Polémique au Bénin autour de la réalisation de la Liste électorale permanente informatisée
APA-Cotonou (Bénin)
Une vive polémique oppose actuellement l’opposition au pouvoir du président Yayi Boni sur la question de la réalisation de la Liste électorale permanente informatisée (LEPI), dont l’objectif est d’avoir des consultations électorales transparentes et crédibles en mars 2011.
La réalisation de la LEPI est confrontée aux divergences de la classe politique béninoise, l’opposition estimant que les conditions ne sont pas encore réunies pour assurer une liste consensuelle et fiable pour les prochaines élections, alors que l’exécutif apporte la réplique et persiste qu’il mettra tout en œuvre pour que le processus aboutisse.
« Nous constatons que les deux premières étapes de la réalisation de la LEPI qui en comporte trois, notamment la cartographie censitaire et le recensement des citoyens, se déroulent avec la seule participation des représentants du pouvoir puisque cartographes et recenseurs sont tous désignés par la majorité des Forces cauris pour un Bénin émergent (FCBE) », a déclaré Me Adrien Houngbédji.
Dans une déclaration publiée dans la nuit de lundi à Cotonou, ce challenger du président Yayi Boni au second tour des présidentielles de mars 2006 a souhaité la réalisation d’un document électoral crédible pour les prochaines consultations électorales de mars 2011.
« La LEPI dont nous voulions qu’elle instaure transparence et fiabilité est devenue la LEPI de l’exclusion et de l’opacité. Une LEPI hors la loi ! La LEPI dont nous voulions qu’elle soit un facteur de paix est devenue un facteur de division et, à terme, un facteur de trouble », a-t-il fait observer.
Mais pour le président béninois, Yayi Boni, tout sera mis en œuvre pour la réalisation d’un document électoral crédible en vue d’un bon déroulement des prochaines consultations électorales au Bénin.
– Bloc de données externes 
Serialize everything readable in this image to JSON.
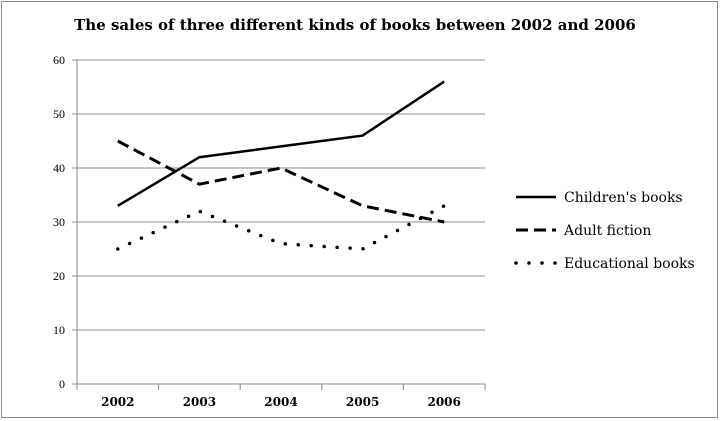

« Aujourd’hui, les conditions sont réunies pour qu’enfin notre pays se dote d’instruments modernes de gestion des consultations électorales et réduise efficacement et durablement toutes menaces de fragilisation de notre système démocratique », a-t-il indiqué, réaffirmant son engagement à la réalisation de la LEPI.
« Voilà pourquoi je voudrais réaffirmer avec force la nécessité de conduire les prochaines élections présidentielles et législatives sur la base d’une liste électorale sécurisée et consensuelle, affranchie d’un système de mise à jour manuelle et répétitive et à terme, moins coûteuse », a-t-il souligné.
« L’occasion est certainement propice pour réaffirmer à la Nation et à la communauté internationale que le serment que j’ai prêté le 6 avril 2006 sera intégralement respecté. Il est donc clair dans mon esprit que le mandat du Président de la République est de cinq ans. En d’autres termes, le 5 avril 2011 à minuit prendra fin la mission que le vaillant peuple béninois m’a confiée à la tête de notre Nation. L’élection présidentielle de 2001 sera par conséquent organisée à bonne date », a-t-il déclaré.
.
Depuis la Conférence des Forces vives de la Nation de février 1990, le Bénin a organisé plusieurs élections dont quatre présidentielles, cinq législatives et deux locales, dont les dernières ont eu lieu en avril 2008.
Cependant, a-t-on indiqué, malgré les efforts notables qui ont été fournis, pour rendre le processus électoral transparent et crédible, le système électoral du pays fait l’objet aujourd’hui de nombreuses controverses quant à sa capacité à garantir un scrutin sans tâche.
A cet effet, les résultats des travaux des experts mandatés pour évaluer le système électoral au Bénin font état de certains dysfonctionnements relatifs, entre autres, à l’installation tardive de la Commission électorale nationale autonome (CENA), à la lenteur dans la transmission et la proclamation des résultats et au manque de fiabilité du système d’enregistrement des électeurs.
« Ces conclusions mettent l’accent sur la nécessité et l’urgence d’établir une liste électorale transparente, permanente et sécurisée », a-t-on précisé.